Net sales, net income and earnings per share for the nine months ended January 28, 2012 were $377.5 million, $9.0 million and $0.21 per diluted share, respectively. This compares to $327.3 million, $11.3 million and $0.27 per diluted share, respectively, for the same period in fiscal 2011.
Free cash flow, defined as cash provided by operations less net purchases of property and equipment, was $(4.1) million through the third quarter of fiscal 2012 compared to $32.0 million through the same period one year ago. Cash and marketable securities at the end of the third quarter of fiscal 2012 were $50.6 million.
"The third quarter is typically a challenge for us due to the number of holidays that fall in the quarter and the seasonality of our business. However, we had a good backlog going into the quarter, and we executed well on delivering against that backlog," said Jim Morgan, president and chief executive officer. "In the third quarter of each fiscal year, gross profit margin can decrease sequentially due to the typically lower sales levels. During each fiscal third quarter, we also have costs related to the holidays, and we attempt to estimate the impact of these factors in our gross profit margin. Costs that exceeded our estimates included a benefit cost increase over the previous quarter which translated into approximately a 1% decrease in gross profit margin, and various other costs in excess of our estimates which accumulated to another 1%."

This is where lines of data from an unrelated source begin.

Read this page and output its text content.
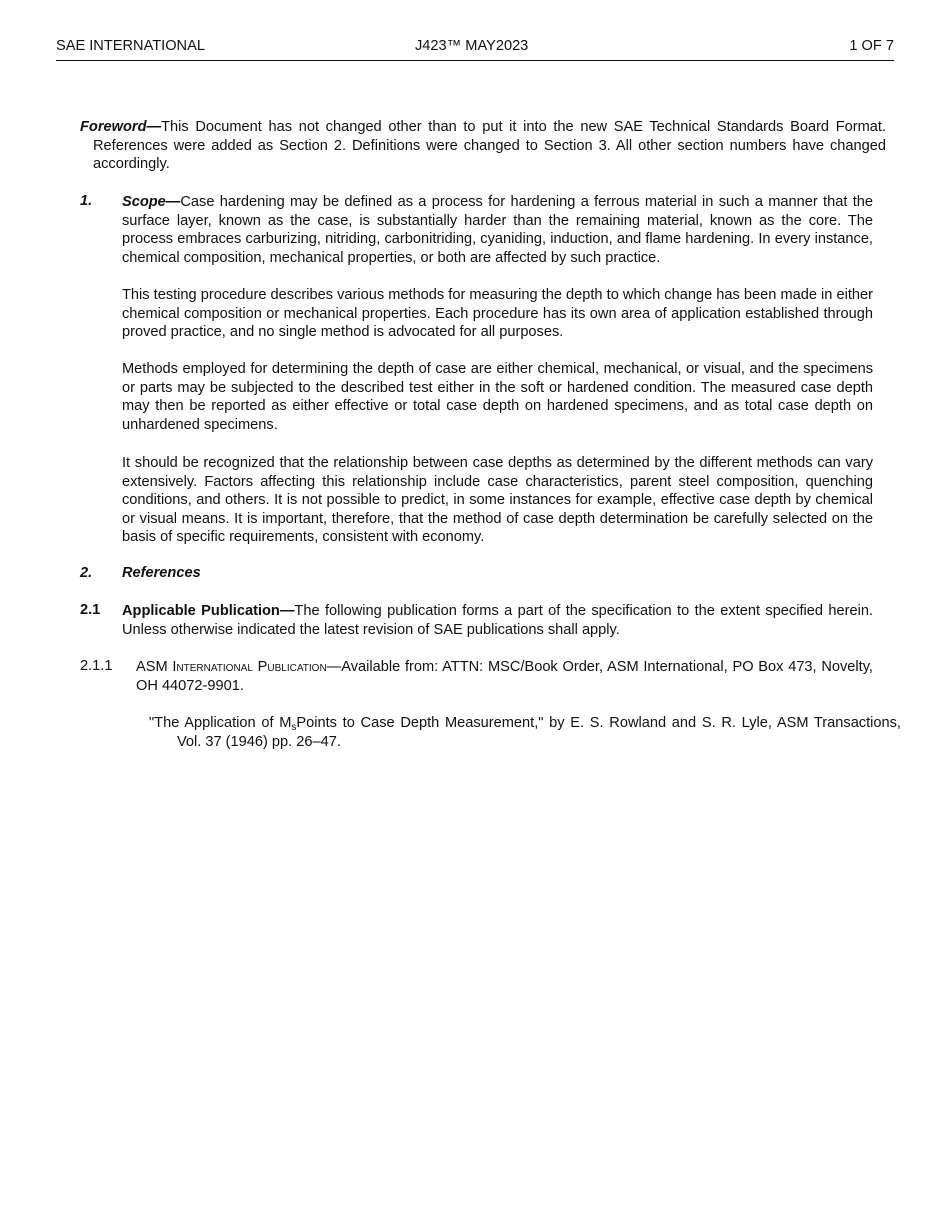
SAE INTERNATIONAL	J423™ MAY2023	1 OF 7

Foreword—This Document has not changed other than to put it into the new SAE Technical Standards Board Format. References were added as Section 2. Definitions were changed to Section 3. All other section numbers have changed accordingly.

1. Scope—Case hardening may be defined as a process for hardening a ferrous material in such a manner that the surface layer, known as the case, is substantially harder than the remaining material, known as the core. The process embraces carburizing, nitriding, carbonitriding, cyaniding, induction, and flame hardening. In every instance, chemical composition, mechanical properties, or both are affected by such practice.

This testing procedure describes various methods for measuring the depth to which change has been made in either chemical composition or mechanical properties. Each procedure has its own area of application established through proved practice, and no single method is advocated for all purposes.

Methods employed for determining the depth of case are either chemical, mechanical, or visual, and the specimens or parts may be subjected to the described test either in the soft or hardened condition. The measured case depth may then be reported as either effective or total case depth on hardened specimens, and as total case depth on unhardened specimens.

It should be recognized that the relationship between case depths as determined by the different methods can vary extensively. Factors affecting this relationship include case characteristics, parent steel composition, quenching conditions, and others. It is not possible to predict, in some instances for example, effective case depth by chemical or visual means. It is important, therefore, that the method of case depth determination be carefully selected on the basis of specific requirements, consistent with economy.

2. References
2.1 Applicable Publication—The following publication forms a part of the specification to the extent specified herein. Unless otherwise indicated the latest revision of SAE publications shall apply.

2.1.1 ASM International Publication—Available from: ATTN: MSC/Book Order, ASM International, PO Box 473, Novelty, OH 44072-9901.

"The Application of $M_sPoints$ to Case Depth Measurement," by E. S. Rowland and S. R. Lyle, ASM Transactions, Vol. 37 (1946) pp. 26–47.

Morgan added, "We also had a weaker quarter for order bookings compared to one year ago, in part due to the decline in professional baseball orders, which was expected, and some delays in booking orders in our International business unit."
Business Highlights
- Orders in the Commercial business unit were up over 19% for the third quarter of fiscal 2012 compared to the prior year's third quarter and are up on a year to date basis over 32% compared to the prior fiscal year. The growth, on a year to date basis, is over 55% in both the billboard and large contract portions of the business. This growth is in spite of billboard orders being flat in the third quarter of fiscal 2012 compared to the same quarter one year ago. The standard product business is up over 13% for the first three quarters of fiscal 2012 compared to the same period in fiscal 2011.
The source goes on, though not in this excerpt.